En rejoignant Venceslas à l’extérieur, le Raen remarque de nombreuses paires d’yeux curieuses ou méfiantes à son endroit, mais personne ne semblait enclin à le menacer ou à fuir. Les gardes avaient certainement fait savoir qu’il n’était pas leur ennemi.
Le Hyurois le regarda approcher et croisa les bras sur la poitrine.
— Tu n’as pas été facile à trouver, Kyu. Si ne je te connaissais pas aussi bien, je penserais que tu te cachais pour m’éviter.
Kyuuji prit cette remarque textuellement. Le reproche eut l’effet d’un coup de pied dans la fourmilière qu’était sa rancœur. Il explosa avant d’avoir eu le temps de réaliser ce qui se passait.
— Ne croit pas que mon amitié t’est acquise. Encore moins qu’elle ne t’est due !
Tous les regards convergèrent sur le Raen et le Hyurois aussi surpris si ce n’est plus que les autres par la saute d’humeur de Kyuuji. Sans attendre, l’Ao ra se détourna et s’engagea sur la passerelle qui menait à la modeste auberge du village.
Ignorant sciemment le silence qui s’abattit à son entrée, il commanda une bière et s’installa à une table. Les clients à proximité s’éloignèrent aussi discrètement que possible, ou se recroquevillèrent pour tenter de passer inaperçu.
Quelques minutes après que la serveuse la plus courageuse lui eut déposé une chope, Venceslas fit son entrée. D’un coup d’œil, il repéra le Raen. Il le rejoignit et s’assit en face de lui.
— Je n’ai jamais pensé que ton amitié m’était due. Mais j’avoue que je la croyais acquise.
Il n’y avait plus la moindre trace de critique ni de reproche dans sa voix. Kyuuji comprit qu’il avait réagit excessivement et se força à se calmer.
— C’était peut-être le cas. Je n’en sais rien.
Venceslas le regarda en fronçant les sourcils.
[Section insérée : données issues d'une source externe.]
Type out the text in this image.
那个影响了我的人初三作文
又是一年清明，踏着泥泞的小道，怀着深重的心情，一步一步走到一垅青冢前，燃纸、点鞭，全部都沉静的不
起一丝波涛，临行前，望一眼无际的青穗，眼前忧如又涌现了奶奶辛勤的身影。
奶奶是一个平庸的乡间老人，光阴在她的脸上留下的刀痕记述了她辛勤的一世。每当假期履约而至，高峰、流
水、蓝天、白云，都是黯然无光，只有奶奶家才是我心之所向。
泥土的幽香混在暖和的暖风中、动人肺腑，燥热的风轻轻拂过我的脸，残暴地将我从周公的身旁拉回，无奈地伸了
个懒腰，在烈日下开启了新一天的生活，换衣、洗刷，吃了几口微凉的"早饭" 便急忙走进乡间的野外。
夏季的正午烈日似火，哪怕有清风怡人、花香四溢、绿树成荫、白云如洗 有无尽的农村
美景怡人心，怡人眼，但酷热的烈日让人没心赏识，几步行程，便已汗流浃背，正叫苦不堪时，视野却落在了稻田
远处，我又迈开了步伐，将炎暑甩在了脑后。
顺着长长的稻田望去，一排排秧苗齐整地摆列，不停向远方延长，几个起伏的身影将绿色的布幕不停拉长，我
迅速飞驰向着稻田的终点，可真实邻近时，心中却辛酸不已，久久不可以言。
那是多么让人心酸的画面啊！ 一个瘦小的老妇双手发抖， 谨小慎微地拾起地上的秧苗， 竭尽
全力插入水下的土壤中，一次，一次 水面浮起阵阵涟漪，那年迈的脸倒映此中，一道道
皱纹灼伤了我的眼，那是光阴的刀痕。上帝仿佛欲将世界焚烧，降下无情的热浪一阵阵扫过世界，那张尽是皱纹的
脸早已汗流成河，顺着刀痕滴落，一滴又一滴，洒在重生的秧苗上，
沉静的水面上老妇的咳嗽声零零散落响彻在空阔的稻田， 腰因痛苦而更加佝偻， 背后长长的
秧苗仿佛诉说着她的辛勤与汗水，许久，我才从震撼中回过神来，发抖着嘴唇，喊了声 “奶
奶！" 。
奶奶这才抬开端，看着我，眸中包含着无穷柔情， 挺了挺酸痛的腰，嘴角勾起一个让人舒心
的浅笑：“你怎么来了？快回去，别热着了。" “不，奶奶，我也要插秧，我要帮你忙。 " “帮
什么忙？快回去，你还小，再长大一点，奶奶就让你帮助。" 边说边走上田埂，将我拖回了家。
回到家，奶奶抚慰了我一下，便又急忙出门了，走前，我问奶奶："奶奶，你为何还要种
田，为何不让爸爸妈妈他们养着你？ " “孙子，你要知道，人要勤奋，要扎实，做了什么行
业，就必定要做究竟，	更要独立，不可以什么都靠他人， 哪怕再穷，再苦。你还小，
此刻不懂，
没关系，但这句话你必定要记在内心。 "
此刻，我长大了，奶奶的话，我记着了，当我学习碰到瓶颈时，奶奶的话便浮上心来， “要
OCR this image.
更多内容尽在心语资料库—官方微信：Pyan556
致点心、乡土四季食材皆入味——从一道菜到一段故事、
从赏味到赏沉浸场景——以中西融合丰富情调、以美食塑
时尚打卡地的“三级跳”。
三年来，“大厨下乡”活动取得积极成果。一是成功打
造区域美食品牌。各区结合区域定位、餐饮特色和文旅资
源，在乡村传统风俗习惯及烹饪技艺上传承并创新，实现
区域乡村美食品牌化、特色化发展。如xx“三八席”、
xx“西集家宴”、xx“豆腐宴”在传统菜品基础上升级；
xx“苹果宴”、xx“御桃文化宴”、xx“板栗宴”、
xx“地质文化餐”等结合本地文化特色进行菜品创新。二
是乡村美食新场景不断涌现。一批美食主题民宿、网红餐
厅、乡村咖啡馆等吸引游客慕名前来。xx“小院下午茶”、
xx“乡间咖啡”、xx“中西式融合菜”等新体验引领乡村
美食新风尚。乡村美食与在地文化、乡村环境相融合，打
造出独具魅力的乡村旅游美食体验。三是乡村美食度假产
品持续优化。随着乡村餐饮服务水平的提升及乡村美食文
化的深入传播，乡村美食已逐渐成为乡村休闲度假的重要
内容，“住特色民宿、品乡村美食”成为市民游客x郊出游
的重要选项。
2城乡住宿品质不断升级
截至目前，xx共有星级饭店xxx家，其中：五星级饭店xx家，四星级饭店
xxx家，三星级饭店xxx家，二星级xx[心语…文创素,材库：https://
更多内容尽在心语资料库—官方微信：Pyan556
— « C’était », « tu n’en sais rien » ?
Le Raen soupira profondément en se remémorant la complicité qu’ils semblaient avoir durant la bataille ou son enfance, dont il avait rêvé, et se résigna à lui expliquer sa situation.
— Je suis amnésique. Je n’ai presque aucun souvenir.
Le Hyurois fut dépité. Il le regarda la bouche béante et les yeux écarquillés. Dans un murmure à peine audible, il répéta ses paroles.
— Quoi ? Comment ?
Kyuuji soupira et détourna le regard, incapable de soutenir celui du Hyurois frappé de stupeur.
— Je suis désolé, je ne savais pas, s’excusa Venceslas en se remettant de sa surprise.
Le Raen haussa les épaules, sans quitter des yeux un détail auquel il ne portait pas la moindre attention, il ne faisait aucun effort pour cacher sa colère.
— Le savoir aurait-il changé quelque chose ?
— Bah oui !
Un silence gêné s’installa entre eux. Kyuuji reporta son attention sur le Hyurois. Il avait détaché ses cheveux. Une cascade bleue tombait désormais jusqu’à ses épaules, encadrant son visage aux traits tristes. Les cheveux ainsi lâché accentuaient le côté efféminé de ses traits. Cette vision éclipsa légèrement la colère du Raen au profit d’une petite gêne, sans qu’il sut pourquoi. Venceslas laissait son regard errer sur la salle commune.
— Que s’est-il passé ? Ta rancœur a toujours été tournée vers les autres. Jamais vers moi. C’est beaucoup plus désagréable que je ne le pensais.
Cette révélation fit reculer d’avantage la colère de Kyuuji, laissant sa curiosité prendre le dessus.
— Suis-je vraiment rancunier ?
Venceslas lui montra un sourire à la fois ironique et contrit.
— Et pas qu’un peu !
Le Hyurois soupira de nouveau et se laissa aller contre le dossier de sa chaise, les yeux fixé sur le plafond.
— Je n’aurai jamais cru ça possible…
La frustration de Kyuuji disparut enfin devant le comportement désinvolte du Hyurois.
— Que je sois amnésique ?
Venceslas, sans quitter des yeux le plafond, rougit et marmonna.
— Non, que tu puisses m’en vouloir.
D’un sursaut, le Hyurois se reprit. Il se redressa et chassa le sujet d’un geste, comme il l’aurait fait d’une mouche.
— Allez, raconte-moi ce qui t’est arrivé.
Kyuuji détourna le regard et lui raconta son périple dans la forêt et son arrivée au village.